Oxidativer Stress
Was ist oxidativer Stress?
In uns entstehen und vergehen ständig sehr aggressive Moleküle, sogenannte freie Radikale, die dem Immunsystem helfen, eingedrungene Bakterien zu vernichten. Normalerweise hält unser Körper diese Radikale unter Kontrolle, aber manchmal kippt das Gleichgewicht und es kommt zu einem Radikalüberschuss – dem Oxidativen Stress. Dann greifen freie Radikale auch gesunde Zellen an, oxidieren und zerstören sie.
Antioxidanzien und freie Radikale
Freie Radikale entstehen nicht nur bei lebensnotwendigen Atmungs- und Verbrennungsprozessen, sondern auch durch äußere Einflüsse wie UV-Licht, Radioaktivität, Ozon, Umweltschadstoffe und Medikamente. Insbesondere das Rauchen produziert zusätzliche Radikalmoleküle. Zur Abwehr der schädigenden Wirkung der freien Radikale verfügt der Organismus über Schutzsubstanzen, die als Antioxidantien bezeichnet werden. Dazu gehören bestimmte Vitamine, Mineralien, Enzyme und Pflanzenstoffe. Der Druck auf dieses Kontrollsystem wächst aufgrund zunehmender Umweltbelastungen. Unter oxidativem Stress versteht man ein Missverhältnis zwischen Bildung und Abbau freier Radikale. Kurzen Phasen der oxidativen Belastung kann durch das antioxidative Gleichgewicht entgegengewirkt werden, während permanenter oxidativer Stress eher zur Erschöpfung der antioxidativen Kapazität führt.
Oxidativer Stress ist messbar und kann behandelt werden
Ob bei dir ein erhöhter oxidativer Stress besteht, kann mittels einer Laboruntersuchung deiner Blutprobe diagnostiziert werden.
Das angebotene Profil Oxidativer Status bietet die Möglichkeit, einerseits die Belastung deines Körpers mit freien Radikalen und andererseits den aktiven Schutz durch Antioxidantien als Gesamtwert zu bestimmen.
Zur Bestimmung der oxidativen Belastung stehen folgende Messgrößen zur Verfügung:
• Totaler antioxidativer Status (TAS)
• Glutathionperoxidase (GPx)
• Malondialdehyd (MDA)
• Homocystein
• Vitamin C
• Vitamin E
• Selen
• Zink
Welche Krankheitszustände sind mit oxidativem Stress verbunden?
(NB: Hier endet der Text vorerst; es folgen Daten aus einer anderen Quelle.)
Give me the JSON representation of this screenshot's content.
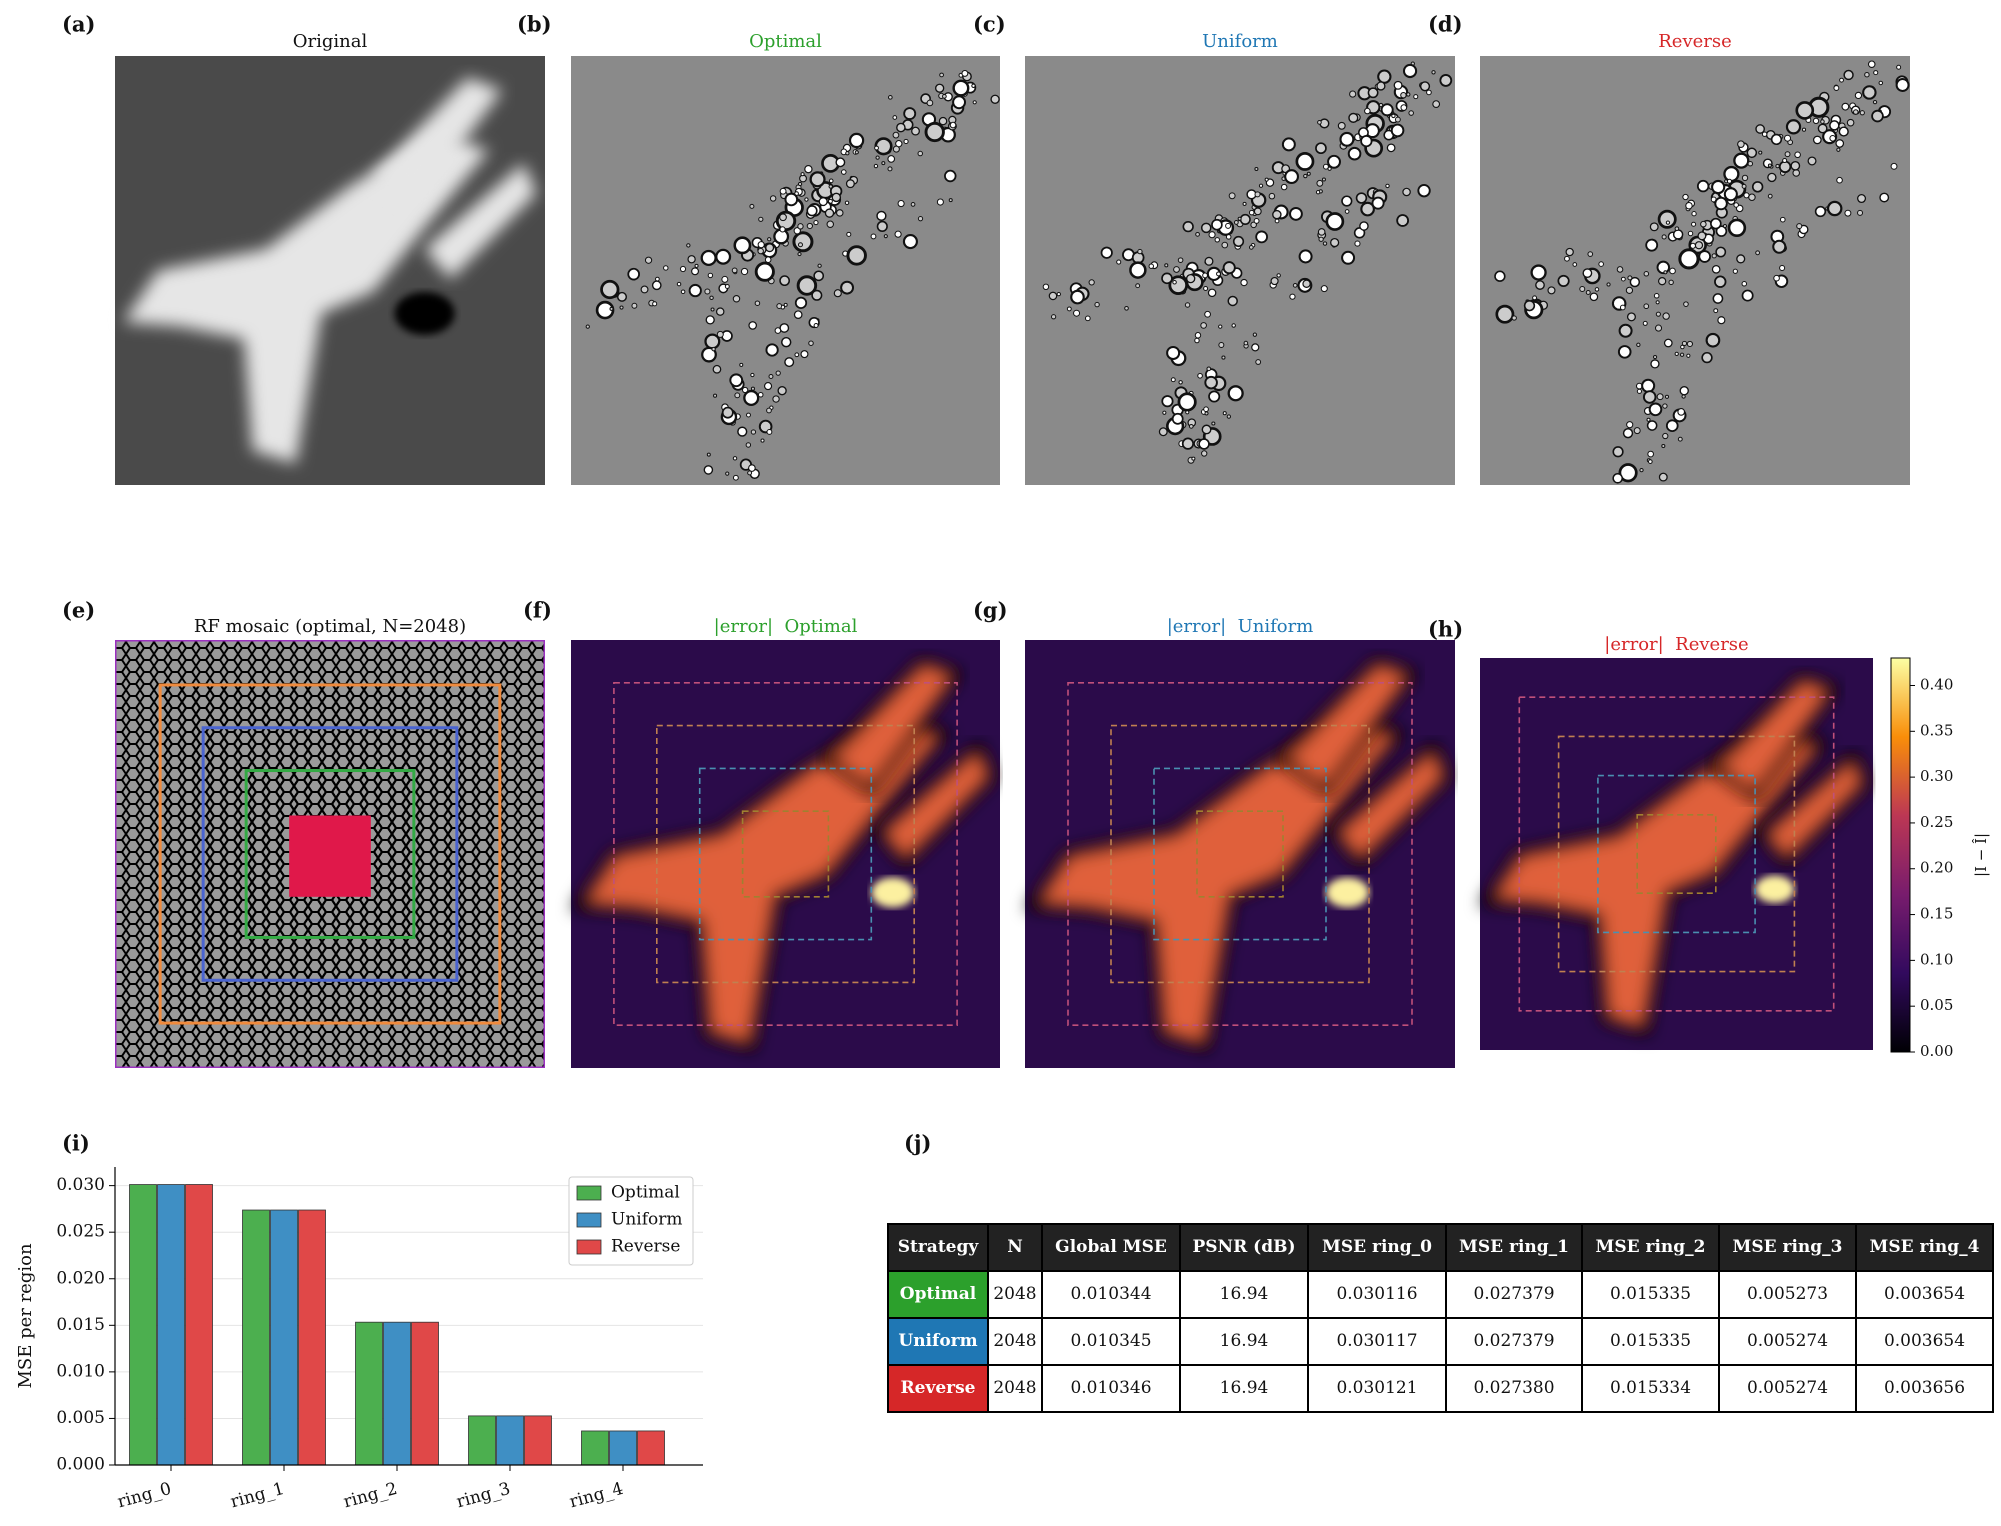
{
  "panels": [
    {
      "label": "(a)",
      "title": "Original",
      "color": "#111111"
    },
    {
      "label": "(b)",
      "title": "Optimal",
      "color": "#2ca02c"
    },
    {
      "label": "(c)",
      "title": "Uniform",
      "color": "#1f77b4"
    },
    {
      "label": "(d)",
      "title": "Reverse",
      "color": "#d62728"
    },
    {
      "label": "(e)",
      "title": "RF mosaic (optimal, N=2048)",
      "color": "#111111"
    },
    {
      "label": "(f)",
      "title": "|error|  Optimal",
      "color": "#2ca02c"
    },
    {
      "label": "(g)",
      "title": "|error|  Uniform",
      "color": "#1f77b4"
    },
    {
      "label": "(h)",
      "title": "|error|  Reverse",
      "color": "#d62728"
    }
  ],
  "colorbar": {
    "label": "|I − Î|",
    "clim": [
      0,
      0.43
    ],
    "ticks": [
      {
        "value": 0,
        "label": "0.00"
      },
      0.05,
      {
        "value": 0.1,
        "label": "0.10"
      },
      0.15,
      {
        "value": 0.2,
        "label": "0.20"
      },
      0.25,
      {
        "value": 0.3,
        "label": "0.30"
      },
      0.35,
      {
        "value": 0.4,
        "label": "0.40"
      }
    ]
  },
  "chart_data": {
    "type": "bar",
    "label": "(i)",
    "ylabel": "MSE per region",
    "categories": [
      "ring_0",
      "ring_1",
      "ring_2",
      "ring_3",
      "ring_4"
    ],
    "series": [
      {
        "name": "Optimal",
        "color": "#4caf4f",
        "values": [
          0.030116,
          0.027379,
          0.015335,
          0.005273,
          0.003654
        ]
      },
      {
        "name": "Uniform",
        "color": "#3f8fc4",
        "values": [
          0.030117,
          0.027379,
          0.015335,
          0.005274,
          0.003654
        ]
      },
      {
        "name": "Reverse",
        "color": "#e04848",
        "values": [
          0.030121,
          0.02738,
          0.015334,
          0.005274,
          0.003656
        ]
      }
    ],
    "ylim": [
      0,
      0.032
    ],
    "yticks": [
      {
        "value": 0,
        "label": "0.000"
      },
      0.005,
      {
        "value": 0.01,
        "label": "0.010"
      },
      0.015,
      {
        "value": 0.02,
        "label": "0.020"
      },
      0.025,
      {
        "value": 0.03,
        "label": "0.030"
      }
    ],
    "grid": true,
    "legend": "upper right"
  },
  "table": {
    "label": "(j)",
    "header": [
      "Strategy",
      "N",
      "Global MSE",
      "PSNR (dB)",
      "MSE ring_0",
      "MSE ring_1",
      "MSE ring_2",
      "MSE ring_3",
      "MSE ring_4"
    ],
    "row_colors": [
      "#2ca02c",
      "#1f77b4",
      "#d62728"
    ],
    "rows": [
      [
        "Optimal",
        "2048",
        "0.010344",
        "16.94",
        "0.030116",
        "0.027379",
        "0.015335",
        "0.005273",
        "0.003654"
      ],
      [
        "Uniform",
        "2048",
        "0.010345",
        "16.94",
        "0.030117",
        "0.027379",
        "0.015335",
        "0.005274",
        "0.003654"
      ],
      [
        "Reverse",
        "2048",
        "0.010346",
        "16.94",
        "0.030121",
        "0.027380",
        "0.015334",
        "0.005274",
        "0.003656"
      ]
    ]
  }
}
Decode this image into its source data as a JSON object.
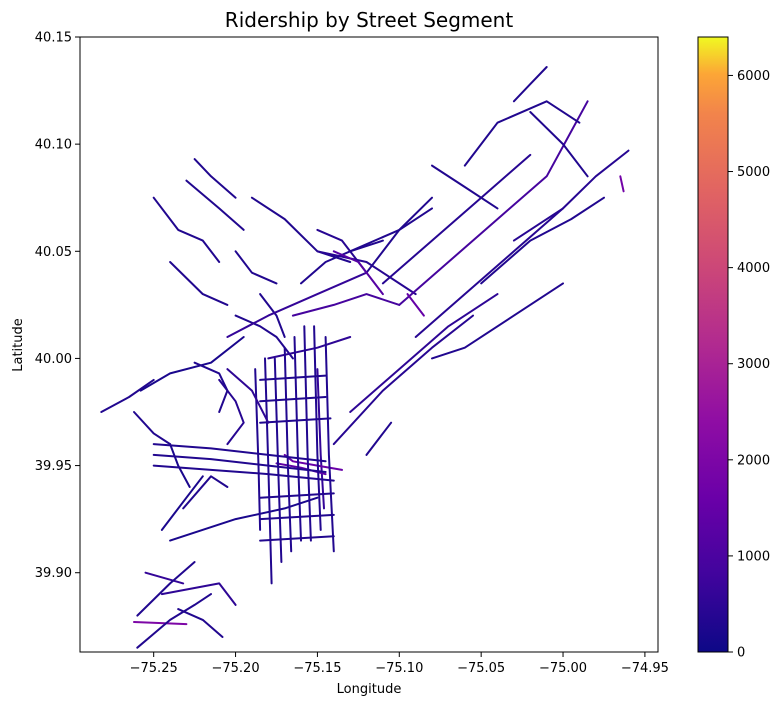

Die hochreaktiven, energiereichen Verbindungen (freie Radikale) zirkulieren frei im Blut und haben Zugang zu allen Organen und Geweben. Sie greifen die Zellen an und lösen verschiedene Kettenreaktionen aus, die wiederum schwerwiegende Auswirkungen im ganzen Körper hervorrufen können. So treten schädigende Wirkungen auf biologische Zellvorgänge auf, welche für verschiedene Krankheiten und Prozesse mit verantwortlich sind:
• Förderung eines vorzeitigen Alterungsprozesses
• Entwicklung von Thrombose, Atherosklerose und kardiovaskulären Erkrankungen
• Chronische entzündliche Erkrankungen (Arthritis, Allergien)
• Leber-, Nieren- und Lungenerkrankungen
• Entstehung neurodegenerativer Erkrankungen (M. Parkinson, M. Alzheimer)
• Entwicklung von Krebserkrankungen
Wann soll man sich untersuchen lassen, und was kann man dagegen tun?
Den aktuellen oxidativen Stress zu bestimmen, ist bei vielen Menschen sinnvoll, zum Beispiel bei Freizeitsportlern oder bei älteren Menschen, die ihre Vitalität möglichst lange erhalten möchten. Aber auch für Patienten mit chronischen Krankheiten sind Untersuchung und eine evtl. notwendige antioxidative Therapie von Bedeutung.
Ursachen für oxidativen Stress können übermäßige körperliche und psychische Belastungen, aber auch Umwelteinflüsse, Einnahme von Medikamenten, Rauchen, Alkohol und Ernährungsmängel sein. Anhand der Ergebnisse der Laboruntersuchung können gezielte Maßnahmen ergriffen werden, um die individuellen Risikofaktoren abzubauen und die körpereigenen funktionsfördernden Prozesse zu stimulieren.